Ile Maurice: Après la colère de l'eau, celle des sinistrés

11 Novembre 2023

Malgré le soleil radieux du lendemain, le traumatisme et la colère des habitants des régions affectées par les inondations survenues mercredi sont loin d'être apaisés. Parmi les scènes de désolation et de destruction provoquées par les pluies torrentielles, les familles en détresse luttent pour trouver des moyens de subsistance et ont poussé leurs cris de coeur lors de notre reportage sur le terrain, jeudi.

Un pan de mur s'étant effondré par le violent passage des eaux mercredi, une barricade métallique a été mise en place. Sur place, des automobilistes s'arrêtent pour constater la catastrophe alors que des proches dont les familles sont enterrées passent de temps en temps, craignant que leurs tombes ne soient parmi celles qui ont été ravagées. Les scènes de tombes détruites au milieu des décombres et des traces de boue contrastent avec celles qui sont restées intactes, avec des fleurs encore fraîches, déposées par les familles il n'y a pas si longtemps pour la Fête des morts.

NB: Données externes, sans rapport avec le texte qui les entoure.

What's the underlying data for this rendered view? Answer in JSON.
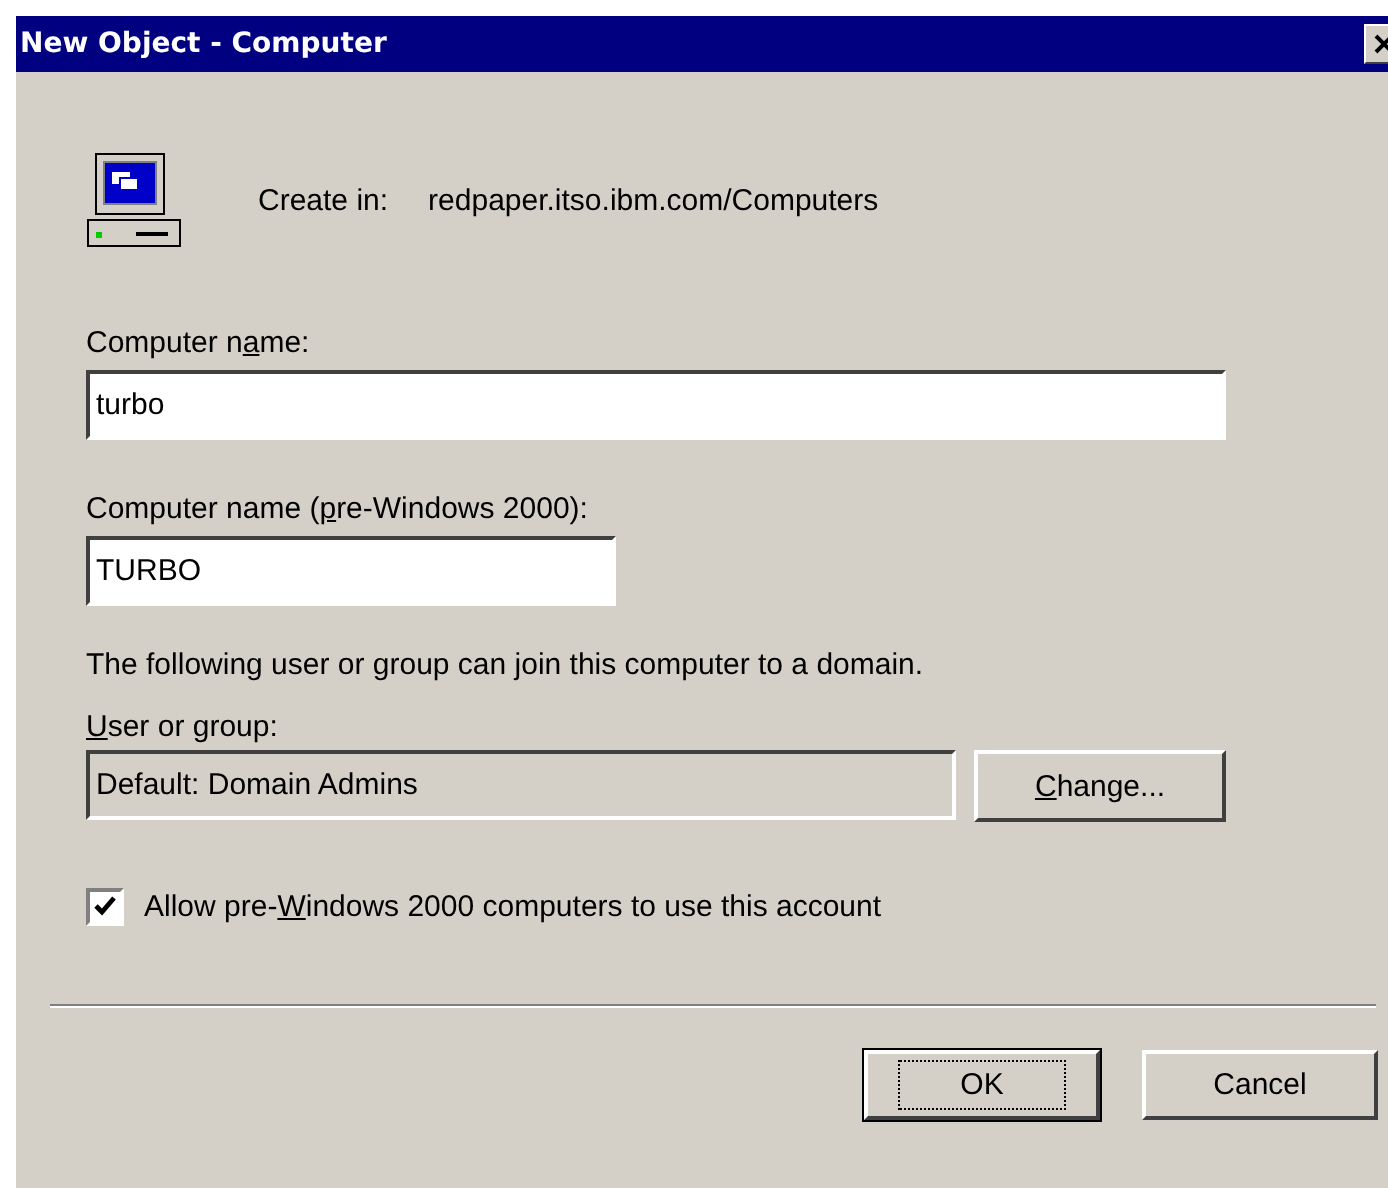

En face, un gardien veille à la sécurité des lieux. «La zone G du cimetière a été ravagée par l'effondrement du mur. Des visiteurs sont restés sur le trottoir pour vérifier si les tombes de leurs proches étaient intactes. Certains sont allés au bureau pour exprimer leur détresse.» Une dame, elle, exprime à la fois son désarroi et son soulagement. «Du jamais vu. Tou sa banané mo vinn la. Heureusement, la tombe de ma famille est saine et sauve. C'est un véritable choc émotionnel, spirituel et financier pour beaucoup de ceux dont les tombes de leurs proches sont détruites. (...) Sans compter que la construction d'une tombe coûte cher et que l'on veut faire le maximum pour nos proches décédés. La nôtre a coûté Rs 20 000 ; pour d'autres, c'est plus élevé. Qui va maintenant prendre la responsabilité totale de les restaurer ?», se demande-t-elle.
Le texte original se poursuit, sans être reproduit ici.